Cyber Risk: Threat and opportunity - III Report
Executive Summary
• Interest in cyber insurance and risk has grown beyond expectations in 2014 and 2015 as a result of high profile data breaches, including a massive data breach at health insurer Anthem that exposed data on 78.8 million customers and employees and another at Premera Blue Cross that compromised the records of 11 million customers. The U.S. government has also been targeted by hackers in two separate attacks in May 2015 that compromised personnel records on as many as 14 million current and former civilian government employees. A state-sponsored attack against Sony Pictures Entertainment, allegedly by North Korea, made headlines in late 2014.
• Cyber attacks and breaches have grown in frequency, and loss costs are on the rise. In 2014, the number of U.S. data breaches tracked hit a record 783, with 85.6 million records exposed. In the first half of 2015, some 400 data breach events have been publicly disclosed as of June 30, with 117.6 million records exposed. These figures do not include the many attacks that go unreported. In addition, many attacks go undetected. Despite conflicting analyses, the costs associated with these losses are increasing. McAfee and CSIS estimated the likely annual cost to the global economy from cybercrime is $445 billion a year, with a range of between $375 billion and $575 billion.

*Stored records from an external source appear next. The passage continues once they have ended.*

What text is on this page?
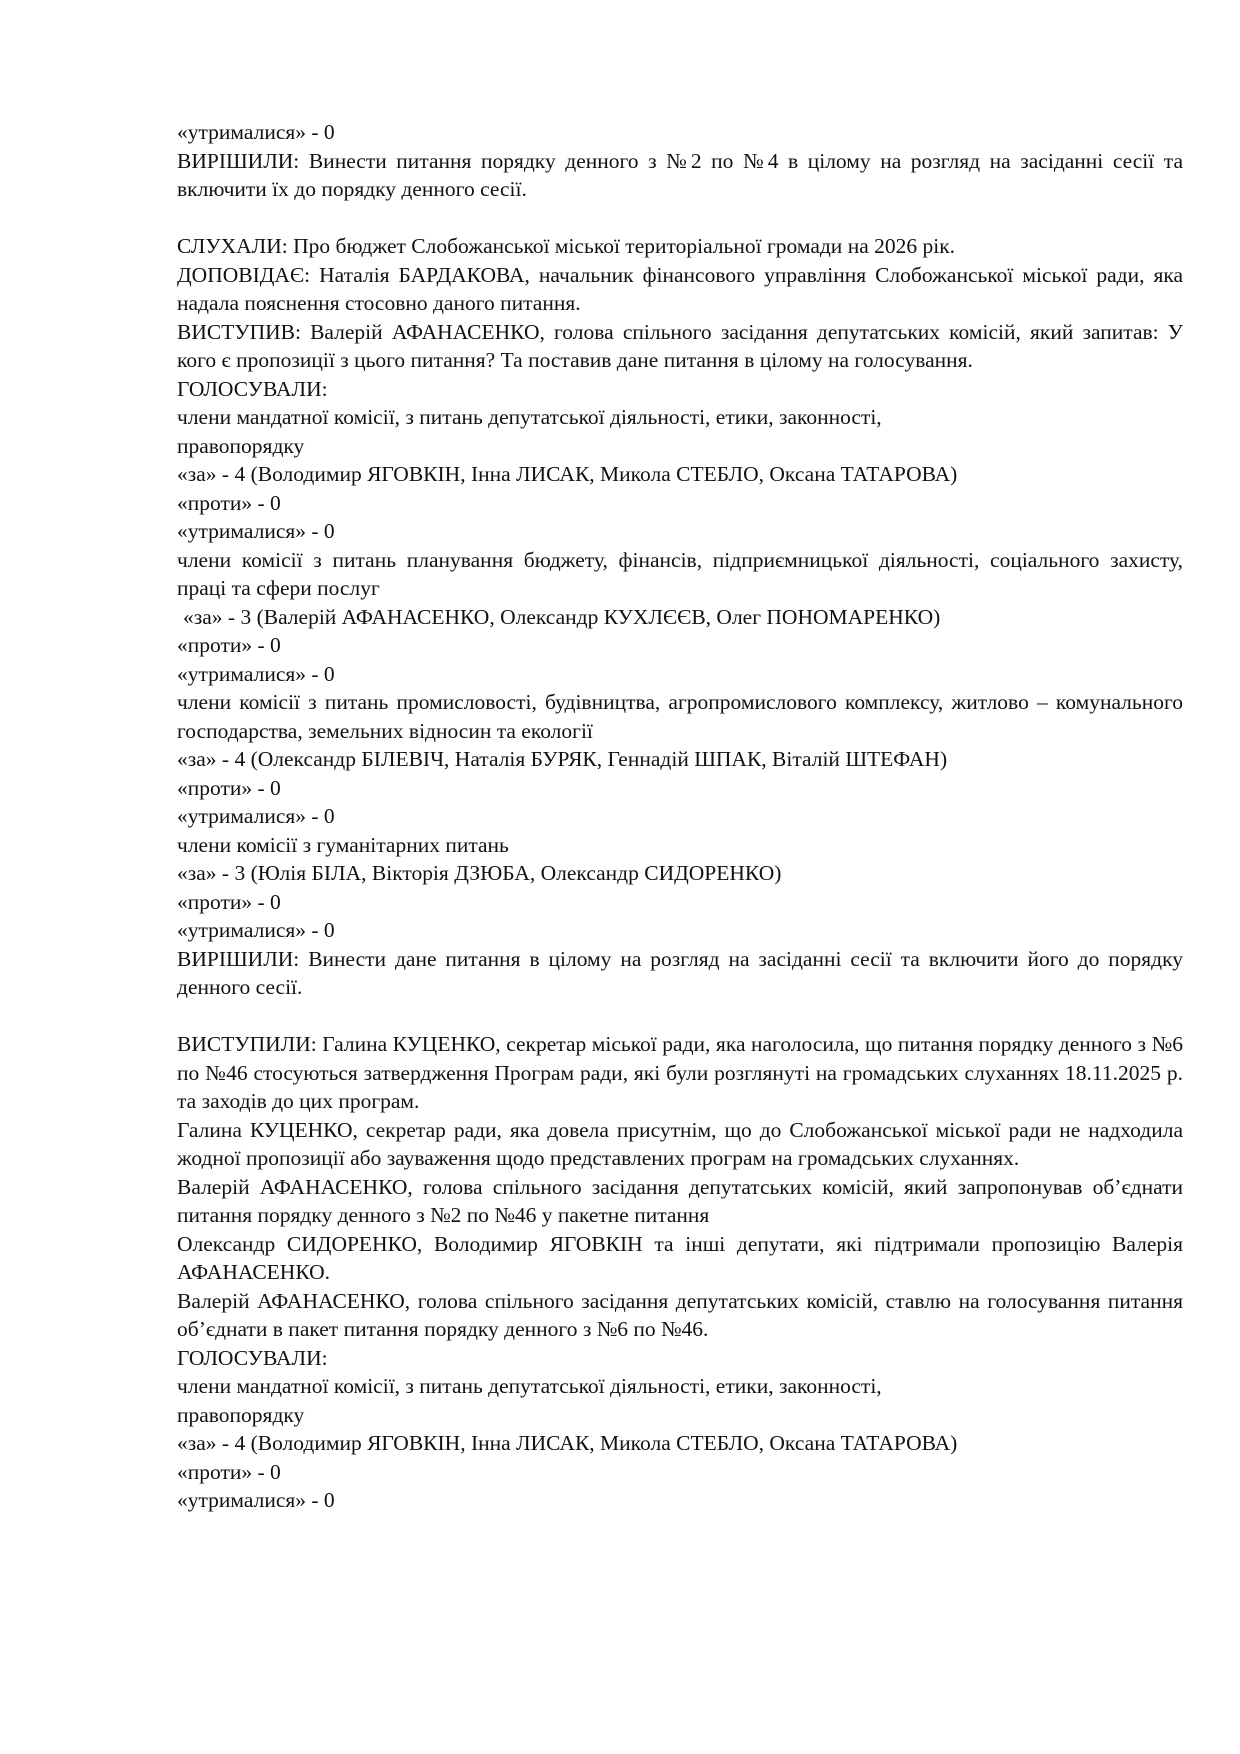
«утрималися» - 0

ВИРІШИЛИ: Винести питання порядку денного з №2 по №4 в цілому на розгляд на засіданні сесії та включити їх до порядку денного сесії.

СЛУХАЛИ: Про бюджет Слобожанської міської територіальної громади на 2026 рік.

ДОПОВІДАЄ: Наталія БАРДАКОВА, начальник фінансового управління Слобожанської міської ради, яка надала пояснення стосовно даного питання.

ВИСТУПИВ: Валерій АФАНАСЕНКО, голова спільного засідання депутатських комісій, який запитав: У кого є пропозиції з цього питання? Та поставив дане питання в цілому на голосування.

ГОЛОСУВАЛИ:

члени мандатної комісії, з питань депутатської діяльності, етики, законності,

правопорядку

«за» - 4 (Володимир ЯГОВКІН, Інна ЛИСАК, Микола СТЕБЛО, Оксана ТАТАРОВА)

«проти» - 0

«утрималися» - 0

члени комісії з питань планування бюджету, фінансів, підприємницької діяльності, соціального захисту, праці та сфери послуг

«за» - 3 (Валерій АФАНАСЕНКО, Олександр КУХЛЄЄВ, Олег ПОНОМАРЕНКО)

«проти» - 0

«утрималися» - 0

члени комісії з питань промисловості, будівництва, агропромислового комплексу, житлово – комунального господарства, земельних відносин та екології

«за» - 4 (Олександр БІЛЕВІЧ, Наталія БУРЯК, Геннадій ШПАК, Віталій ШТЕФАН)

«проти» - 0

«утрималися» - 0

члени комісії з гуманітарних питань

«за» - 3 (Юлія БІЛА, Вікторія ДЗЮБА, Олександр СИДОРЕНКО)

«проти» - 0

«утрималися» - 0

ВИРІШИЛИ: Винести дане питання в цілому на розгляд на засіданні сесії та включити його до порядку денного сесії.

ВИСТУПИЛИ: Галина КУЦЕНКО, секретар міської ради, яка наголосила, що питання порядку денного з №6 по №46 стосуються затвердження Програм ради, які були розглянуті на громадських слуханнях 18.11.2025 р. та заходів до цих програм.

Галина КУЦЕНКО, секретар ради, яка довела присутнім, що до Слобожанської міської ради не надходила жодної пропозиції або зауваження щодо представлених програм на громадських слуханнях.

Валерій АФАНАСЕНКО, голова спільного засідання депутатських комісій, який запропонував об’єднати питання порядку денного з №2 по №46 у пакетне питання

Олександр СИДОРЕНКО, Володимир ЯГОВКІН та інші депутати, які підтримали пропозицію Валерія АФАНАСЕНКО.

Валерій АФАНАСЕНКО, голова спільного засідання депутатських комісій, ставлю на голосування питання об’єднати в пакет питання порядку денного з №6 по №46.

ГОЛОСУВАЛИ:

члени мандатної комісії, з питань депутатської діяльності, етики, законності,

правопорядку

«за» - 4 (Володимир ЯГОВКІН, Інна ЛИСАК, Микола СТЕБЛО, Оксана ТАТАРОВА)

«проти» - 0

«утрималися» - 0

• Insurers are issuing an increasing number of cyber insurance policies and becoming more skilled and experienced at underwriting and pricing this rapidly evolving risk. More than 60 carriers now offer stand-alone cyber insurance policies and insurance broker Marsh estimates the U.S. cyber insurance market was worth over $2 billion in gross written premiums in 2014, with some estimates suggesting it has the potential to grow to $5 billion by 2018 and $7.5 billion by 2020. Industry experts indicate rates are rising, especially in business segments hit hard by breaches over the past two years.
• Some observers believe that cyber exposure is greater than the insurance industry’s ability to adequately underwrite the risk. Cyberattacks have the potential to be massive and wide-ranging due to the interconnected nature of this risk, which can make it difficult for insurers to assess their likely severity. Several insurers have warned that the scope of the exposures is too broad to be covered by the private sector alone, and a few observers see a need for government cover akin to the terrorism risk insurance programs in place in several countries.